No entanto, “Electric Ladyland”, lançado originalmente no dia 16 de Outubro de 1968, levou a sua música a novos patamares. O álbum mostrou uma notável expansão na experimentação sonora, incorporando elementos de jazz, funk e música indiana, criando um som mais complexo, exótico e eclético.

Buster & Kramer

“Electric Ladyland” foi gravado em vários estúdios, reflectindo o carácter meticuloso e perfeccionista de Jimi Hendrix na busca sónica de cada um dos temas. As sessões iniciais tiveram lugar nos Olympic Studios, em Londres, onde Hendrix gravou grande parte do álbum. No entanto, após desentendimentos com o proprietário do estúdio, Jimi mudou a produção para o Record Plant, em Nova Iorque. O Record Plant tornou-se um ambiente crucial para a criação do álbum, proporcionando a Hendrix um espaço criativo mais livre e flexível.

A combinação de talento musical excepcional, experimentação ousada e técnicas inovadoras de gravação fez de “Electric Ladyland” uma obra-prima sónica. A abordagem criativa de Hendrix e Kramer na produção deste álbum estabeleceu um novo padrão para a indústria musical, influenciando inúmeras bandas e artistas nas décadas seguintes.

Em termos de técnicas de gravação, “Electric Ladyland” foi inovador para sua época. Jimi Hendrix e o seu inseparável engenheiro de som, Eddie Kramer, exploraram uma variedade de técnicas e efeitos para criar o som distinto do álbum. Uma das técnicas notáveis foi o uso extensivo de gravação multicanal, permitindo a sobreposição de várias faixas para criar uma textura sonora rica e complexa. Além disso, Hendrix e Kramer experimentaram com efeitos de estúdio, como phasing, flanging e reverse tape effects, contribuindo para a atmosfera psicadélica do álbum.

Além disso, empregaram técnicas de gravação em varispeed, gravando a guitarra em velocidade mais lento e, em seguida, acelerando a fita durante a mistura, alterando assim a expressão da guitarra de maneiras absolutamente singulares.

Voodoo

A habilidade de Hendrix com a guitarra eléctrica foi acentuada por várias técnicas inovadoras de gravação. Por exemplo, numa malha como “Voodoo Child (Slight Return)”, Hendrix utilizou um pedal wah-wah para modular o som da sua guitarra. Parece absolutamente normal dizê-lo hoje em dia, mas a expressividade e o groove daqueles riffs continuam inimitáveis.

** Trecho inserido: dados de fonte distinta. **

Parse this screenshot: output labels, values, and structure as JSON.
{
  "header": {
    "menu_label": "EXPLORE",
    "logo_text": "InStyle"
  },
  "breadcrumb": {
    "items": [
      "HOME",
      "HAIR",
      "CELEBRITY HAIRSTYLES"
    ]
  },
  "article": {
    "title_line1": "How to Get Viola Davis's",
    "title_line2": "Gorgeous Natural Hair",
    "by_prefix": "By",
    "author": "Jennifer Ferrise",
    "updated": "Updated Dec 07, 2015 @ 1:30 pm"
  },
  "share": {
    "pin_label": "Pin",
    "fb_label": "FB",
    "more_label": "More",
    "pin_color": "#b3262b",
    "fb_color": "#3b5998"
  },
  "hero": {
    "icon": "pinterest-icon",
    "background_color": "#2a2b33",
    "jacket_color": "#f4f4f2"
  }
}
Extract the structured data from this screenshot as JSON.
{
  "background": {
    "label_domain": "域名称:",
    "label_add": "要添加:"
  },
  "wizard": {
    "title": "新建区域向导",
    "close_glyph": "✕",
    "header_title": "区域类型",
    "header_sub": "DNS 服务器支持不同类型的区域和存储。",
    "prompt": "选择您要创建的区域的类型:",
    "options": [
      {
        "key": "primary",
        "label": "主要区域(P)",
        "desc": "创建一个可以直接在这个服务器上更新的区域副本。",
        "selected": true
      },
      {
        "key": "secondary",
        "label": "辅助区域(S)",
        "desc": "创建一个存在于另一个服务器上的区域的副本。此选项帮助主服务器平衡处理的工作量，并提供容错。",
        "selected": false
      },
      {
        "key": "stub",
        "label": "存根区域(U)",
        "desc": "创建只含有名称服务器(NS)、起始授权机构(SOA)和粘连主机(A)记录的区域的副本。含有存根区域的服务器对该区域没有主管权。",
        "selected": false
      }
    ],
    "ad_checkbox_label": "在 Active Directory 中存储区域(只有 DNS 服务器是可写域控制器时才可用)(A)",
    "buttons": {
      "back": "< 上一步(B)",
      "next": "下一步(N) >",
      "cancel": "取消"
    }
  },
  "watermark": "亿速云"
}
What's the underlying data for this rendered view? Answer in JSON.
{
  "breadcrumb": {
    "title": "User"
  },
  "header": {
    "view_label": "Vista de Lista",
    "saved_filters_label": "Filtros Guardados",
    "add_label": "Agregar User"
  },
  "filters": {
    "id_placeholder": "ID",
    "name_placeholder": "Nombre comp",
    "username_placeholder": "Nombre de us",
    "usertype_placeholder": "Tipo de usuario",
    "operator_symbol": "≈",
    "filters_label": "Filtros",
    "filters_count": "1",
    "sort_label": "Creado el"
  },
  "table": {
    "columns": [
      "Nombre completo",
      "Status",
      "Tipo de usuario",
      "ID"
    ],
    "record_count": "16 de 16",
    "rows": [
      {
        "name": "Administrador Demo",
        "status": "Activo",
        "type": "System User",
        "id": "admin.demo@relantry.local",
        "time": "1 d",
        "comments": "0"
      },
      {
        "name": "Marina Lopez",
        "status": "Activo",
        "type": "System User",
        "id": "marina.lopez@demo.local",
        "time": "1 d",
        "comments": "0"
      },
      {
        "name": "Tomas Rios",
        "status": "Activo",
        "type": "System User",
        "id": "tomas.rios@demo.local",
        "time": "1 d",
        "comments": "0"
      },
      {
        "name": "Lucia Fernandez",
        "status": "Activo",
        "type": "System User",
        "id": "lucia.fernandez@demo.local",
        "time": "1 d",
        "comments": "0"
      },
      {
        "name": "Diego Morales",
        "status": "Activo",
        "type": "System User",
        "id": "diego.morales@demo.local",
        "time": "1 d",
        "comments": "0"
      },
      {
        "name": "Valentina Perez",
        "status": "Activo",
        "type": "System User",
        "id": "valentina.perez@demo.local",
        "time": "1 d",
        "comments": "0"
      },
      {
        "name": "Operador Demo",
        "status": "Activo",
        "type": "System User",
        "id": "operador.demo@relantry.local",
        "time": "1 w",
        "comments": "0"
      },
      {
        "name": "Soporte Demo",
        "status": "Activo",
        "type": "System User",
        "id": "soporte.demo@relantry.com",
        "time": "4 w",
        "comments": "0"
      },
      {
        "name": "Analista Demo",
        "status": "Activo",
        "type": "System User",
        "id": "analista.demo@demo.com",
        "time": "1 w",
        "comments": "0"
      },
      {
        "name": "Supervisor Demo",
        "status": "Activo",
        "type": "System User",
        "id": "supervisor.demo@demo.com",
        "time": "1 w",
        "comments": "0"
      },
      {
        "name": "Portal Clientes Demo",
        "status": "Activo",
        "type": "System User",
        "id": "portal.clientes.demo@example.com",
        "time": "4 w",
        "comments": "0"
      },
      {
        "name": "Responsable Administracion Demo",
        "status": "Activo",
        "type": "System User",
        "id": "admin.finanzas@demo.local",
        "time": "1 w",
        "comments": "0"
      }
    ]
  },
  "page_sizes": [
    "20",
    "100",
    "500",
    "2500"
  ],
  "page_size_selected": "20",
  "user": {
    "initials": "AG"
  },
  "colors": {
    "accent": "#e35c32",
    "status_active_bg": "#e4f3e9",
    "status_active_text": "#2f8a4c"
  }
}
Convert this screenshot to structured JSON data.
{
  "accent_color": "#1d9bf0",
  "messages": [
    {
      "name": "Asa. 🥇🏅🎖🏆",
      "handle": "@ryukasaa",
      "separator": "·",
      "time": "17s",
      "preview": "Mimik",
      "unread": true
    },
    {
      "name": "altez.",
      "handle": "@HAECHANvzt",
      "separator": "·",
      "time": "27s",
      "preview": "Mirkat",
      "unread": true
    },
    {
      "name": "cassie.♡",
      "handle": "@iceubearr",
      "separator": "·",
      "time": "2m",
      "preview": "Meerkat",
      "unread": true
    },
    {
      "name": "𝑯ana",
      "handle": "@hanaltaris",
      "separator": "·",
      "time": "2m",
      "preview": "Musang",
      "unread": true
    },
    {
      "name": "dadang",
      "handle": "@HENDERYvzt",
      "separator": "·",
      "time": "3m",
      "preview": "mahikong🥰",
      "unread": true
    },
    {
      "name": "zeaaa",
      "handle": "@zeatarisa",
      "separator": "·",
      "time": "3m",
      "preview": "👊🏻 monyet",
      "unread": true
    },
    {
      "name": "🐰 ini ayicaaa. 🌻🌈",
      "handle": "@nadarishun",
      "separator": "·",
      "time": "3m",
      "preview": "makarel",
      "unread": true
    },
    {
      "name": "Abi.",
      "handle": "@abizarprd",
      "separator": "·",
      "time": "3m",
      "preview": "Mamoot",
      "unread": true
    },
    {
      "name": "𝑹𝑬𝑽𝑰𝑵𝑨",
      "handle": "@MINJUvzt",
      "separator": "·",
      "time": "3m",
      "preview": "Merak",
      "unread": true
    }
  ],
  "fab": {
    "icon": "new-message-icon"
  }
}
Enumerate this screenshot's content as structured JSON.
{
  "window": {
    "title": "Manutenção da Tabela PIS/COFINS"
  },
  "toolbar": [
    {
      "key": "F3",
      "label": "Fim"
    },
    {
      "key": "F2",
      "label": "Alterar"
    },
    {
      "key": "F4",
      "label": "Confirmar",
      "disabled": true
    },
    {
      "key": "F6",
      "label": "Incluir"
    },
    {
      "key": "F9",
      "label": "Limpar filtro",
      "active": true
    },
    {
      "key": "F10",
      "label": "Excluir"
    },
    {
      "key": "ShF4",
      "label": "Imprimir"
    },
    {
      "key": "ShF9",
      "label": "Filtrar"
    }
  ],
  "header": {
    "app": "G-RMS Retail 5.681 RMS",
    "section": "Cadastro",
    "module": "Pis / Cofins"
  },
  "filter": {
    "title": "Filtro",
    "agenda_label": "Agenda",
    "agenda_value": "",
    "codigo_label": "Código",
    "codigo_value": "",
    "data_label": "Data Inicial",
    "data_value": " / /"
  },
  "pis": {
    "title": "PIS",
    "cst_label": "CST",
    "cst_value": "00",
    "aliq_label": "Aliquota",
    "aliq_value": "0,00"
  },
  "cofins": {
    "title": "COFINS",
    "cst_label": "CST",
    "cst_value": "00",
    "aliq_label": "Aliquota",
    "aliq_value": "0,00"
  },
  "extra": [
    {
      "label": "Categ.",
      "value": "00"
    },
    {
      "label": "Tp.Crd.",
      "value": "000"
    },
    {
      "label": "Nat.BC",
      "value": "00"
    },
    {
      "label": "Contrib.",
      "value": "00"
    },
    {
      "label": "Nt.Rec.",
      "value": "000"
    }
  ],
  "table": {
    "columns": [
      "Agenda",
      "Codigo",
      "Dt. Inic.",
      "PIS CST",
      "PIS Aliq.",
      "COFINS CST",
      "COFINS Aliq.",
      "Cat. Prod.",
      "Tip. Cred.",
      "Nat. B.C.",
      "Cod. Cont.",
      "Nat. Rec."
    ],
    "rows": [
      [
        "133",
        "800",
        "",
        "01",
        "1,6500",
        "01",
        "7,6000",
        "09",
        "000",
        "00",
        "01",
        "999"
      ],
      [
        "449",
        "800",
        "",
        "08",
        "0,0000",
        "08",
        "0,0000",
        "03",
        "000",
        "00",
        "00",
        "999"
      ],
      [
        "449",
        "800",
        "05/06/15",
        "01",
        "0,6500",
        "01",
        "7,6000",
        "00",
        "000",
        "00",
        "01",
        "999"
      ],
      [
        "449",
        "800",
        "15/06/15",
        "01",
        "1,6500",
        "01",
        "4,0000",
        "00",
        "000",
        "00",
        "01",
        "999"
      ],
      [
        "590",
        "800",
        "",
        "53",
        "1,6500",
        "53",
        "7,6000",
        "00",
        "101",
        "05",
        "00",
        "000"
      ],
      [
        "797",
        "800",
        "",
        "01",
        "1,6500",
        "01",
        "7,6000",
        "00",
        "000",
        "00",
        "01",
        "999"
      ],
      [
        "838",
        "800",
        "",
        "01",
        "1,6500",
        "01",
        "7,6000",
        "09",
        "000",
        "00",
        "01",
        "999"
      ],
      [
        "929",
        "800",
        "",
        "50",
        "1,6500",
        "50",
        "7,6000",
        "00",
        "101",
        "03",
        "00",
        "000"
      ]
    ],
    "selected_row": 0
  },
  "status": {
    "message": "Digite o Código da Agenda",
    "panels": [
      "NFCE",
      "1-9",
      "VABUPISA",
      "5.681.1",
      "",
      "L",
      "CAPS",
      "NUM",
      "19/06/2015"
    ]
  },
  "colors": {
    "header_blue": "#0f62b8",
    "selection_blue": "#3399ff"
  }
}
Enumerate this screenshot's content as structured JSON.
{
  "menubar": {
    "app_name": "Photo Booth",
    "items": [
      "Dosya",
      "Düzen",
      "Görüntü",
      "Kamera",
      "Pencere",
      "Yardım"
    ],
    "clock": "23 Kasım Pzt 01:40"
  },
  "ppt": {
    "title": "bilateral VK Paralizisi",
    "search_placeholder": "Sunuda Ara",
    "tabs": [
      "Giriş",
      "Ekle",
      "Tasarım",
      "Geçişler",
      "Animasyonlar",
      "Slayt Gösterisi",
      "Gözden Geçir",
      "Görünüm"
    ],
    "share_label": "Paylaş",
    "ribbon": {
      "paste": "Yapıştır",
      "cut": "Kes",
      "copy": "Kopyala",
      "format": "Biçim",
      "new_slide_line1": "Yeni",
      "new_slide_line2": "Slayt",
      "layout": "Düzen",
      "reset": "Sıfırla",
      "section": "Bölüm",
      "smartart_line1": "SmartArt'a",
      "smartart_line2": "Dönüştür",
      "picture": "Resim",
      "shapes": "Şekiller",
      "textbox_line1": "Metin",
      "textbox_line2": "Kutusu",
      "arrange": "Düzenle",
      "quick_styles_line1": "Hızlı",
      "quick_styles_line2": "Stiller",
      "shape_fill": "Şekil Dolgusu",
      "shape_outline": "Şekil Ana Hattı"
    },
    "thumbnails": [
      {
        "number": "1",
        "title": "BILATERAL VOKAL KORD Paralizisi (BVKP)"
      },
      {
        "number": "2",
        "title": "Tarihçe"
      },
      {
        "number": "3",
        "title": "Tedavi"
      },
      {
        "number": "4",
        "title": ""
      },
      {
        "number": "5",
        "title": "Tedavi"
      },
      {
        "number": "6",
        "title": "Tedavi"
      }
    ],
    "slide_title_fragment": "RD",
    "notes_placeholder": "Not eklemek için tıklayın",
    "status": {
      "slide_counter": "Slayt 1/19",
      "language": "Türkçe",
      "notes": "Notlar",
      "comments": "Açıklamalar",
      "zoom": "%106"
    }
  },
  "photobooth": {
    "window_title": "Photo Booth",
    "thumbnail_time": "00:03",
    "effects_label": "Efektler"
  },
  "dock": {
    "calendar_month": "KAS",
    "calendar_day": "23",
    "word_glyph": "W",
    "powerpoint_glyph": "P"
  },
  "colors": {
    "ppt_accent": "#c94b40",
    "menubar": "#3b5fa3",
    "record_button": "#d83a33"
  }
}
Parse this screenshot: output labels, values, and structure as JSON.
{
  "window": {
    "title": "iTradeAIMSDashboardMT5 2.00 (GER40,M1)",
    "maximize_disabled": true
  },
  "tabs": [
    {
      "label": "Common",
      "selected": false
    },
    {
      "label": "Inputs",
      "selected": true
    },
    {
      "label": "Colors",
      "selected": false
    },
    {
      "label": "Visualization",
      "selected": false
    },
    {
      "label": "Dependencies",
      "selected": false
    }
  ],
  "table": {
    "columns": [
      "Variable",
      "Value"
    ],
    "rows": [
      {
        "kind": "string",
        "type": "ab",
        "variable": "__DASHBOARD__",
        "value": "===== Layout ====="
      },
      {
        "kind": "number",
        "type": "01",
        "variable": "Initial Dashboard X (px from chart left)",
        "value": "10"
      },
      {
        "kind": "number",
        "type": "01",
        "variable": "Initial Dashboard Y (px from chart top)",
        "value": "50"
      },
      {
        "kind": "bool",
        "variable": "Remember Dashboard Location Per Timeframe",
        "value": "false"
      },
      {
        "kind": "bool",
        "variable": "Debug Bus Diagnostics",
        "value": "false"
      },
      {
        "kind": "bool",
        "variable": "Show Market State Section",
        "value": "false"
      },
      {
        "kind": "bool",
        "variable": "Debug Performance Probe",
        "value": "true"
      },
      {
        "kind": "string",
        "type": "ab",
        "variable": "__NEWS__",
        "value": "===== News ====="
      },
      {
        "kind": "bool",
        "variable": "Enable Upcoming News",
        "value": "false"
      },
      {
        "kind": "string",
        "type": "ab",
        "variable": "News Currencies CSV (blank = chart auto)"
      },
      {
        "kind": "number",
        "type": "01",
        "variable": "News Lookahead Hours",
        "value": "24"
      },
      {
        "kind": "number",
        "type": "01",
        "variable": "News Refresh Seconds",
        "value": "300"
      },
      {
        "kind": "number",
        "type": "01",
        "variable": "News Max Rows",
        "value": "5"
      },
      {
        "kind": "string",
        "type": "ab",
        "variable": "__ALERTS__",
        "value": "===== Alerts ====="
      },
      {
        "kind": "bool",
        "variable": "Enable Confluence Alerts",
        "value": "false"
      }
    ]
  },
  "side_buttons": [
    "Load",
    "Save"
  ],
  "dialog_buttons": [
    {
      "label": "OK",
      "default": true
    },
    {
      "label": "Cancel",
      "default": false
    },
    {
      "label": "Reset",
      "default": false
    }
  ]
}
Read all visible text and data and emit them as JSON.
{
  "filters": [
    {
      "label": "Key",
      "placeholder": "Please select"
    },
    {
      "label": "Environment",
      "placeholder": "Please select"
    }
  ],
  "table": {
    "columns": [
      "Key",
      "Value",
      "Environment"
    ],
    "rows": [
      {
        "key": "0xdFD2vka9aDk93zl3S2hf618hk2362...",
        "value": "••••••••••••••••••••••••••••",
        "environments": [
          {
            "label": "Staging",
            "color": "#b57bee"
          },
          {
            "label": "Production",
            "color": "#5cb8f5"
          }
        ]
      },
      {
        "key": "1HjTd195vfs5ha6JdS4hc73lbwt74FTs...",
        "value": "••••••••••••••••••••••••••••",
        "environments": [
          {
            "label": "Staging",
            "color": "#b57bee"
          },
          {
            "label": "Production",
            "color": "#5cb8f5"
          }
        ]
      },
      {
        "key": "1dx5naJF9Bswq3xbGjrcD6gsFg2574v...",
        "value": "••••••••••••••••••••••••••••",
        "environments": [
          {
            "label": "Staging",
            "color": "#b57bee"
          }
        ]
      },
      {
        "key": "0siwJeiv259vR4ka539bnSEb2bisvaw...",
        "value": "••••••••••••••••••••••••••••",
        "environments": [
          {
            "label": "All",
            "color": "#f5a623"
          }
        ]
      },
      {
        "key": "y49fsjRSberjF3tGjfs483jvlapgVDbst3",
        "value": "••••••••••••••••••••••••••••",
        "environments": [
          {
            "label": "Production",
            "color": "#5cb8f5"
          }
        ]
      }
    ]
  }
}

“Voodoo Child (Slight Return)” e “All Along the Watchtower” (a estrondosa cover de Dylan) apresentam solos de guitarra arrebatadores, que forçaram os limites da guitarra eléctrica e continuam a inspirar músicos até hoje. A habilidade de Jimi Hendrix para extrair sons inovadores da sua guitarra, neste disco, permanece uma manifestação intacta da sua genialidade musical. Uma genialidade que estabeleceu um novo padrão para a expressão criativa no rock.

Slash, que arrancava “Civil War” com a introdução de “Voodoo Child (Slight Return)”, na Use Your Illusion Tour, foi o meu portal para Jimi Hendrix. Desde a primeira vez que escutei o guitarrista de Seattle, que ficaram imediatamente gravados no meu subconsciente aqueles sons e texturas, que emanavam deste artista fenomenal. Era de facto algo muito avançado para a altura, mesmo nesse tempo em que ouvi pela primeira vez, que não coincide, pela minha idade biológica, com o período histórico daquelas mesmas gravações.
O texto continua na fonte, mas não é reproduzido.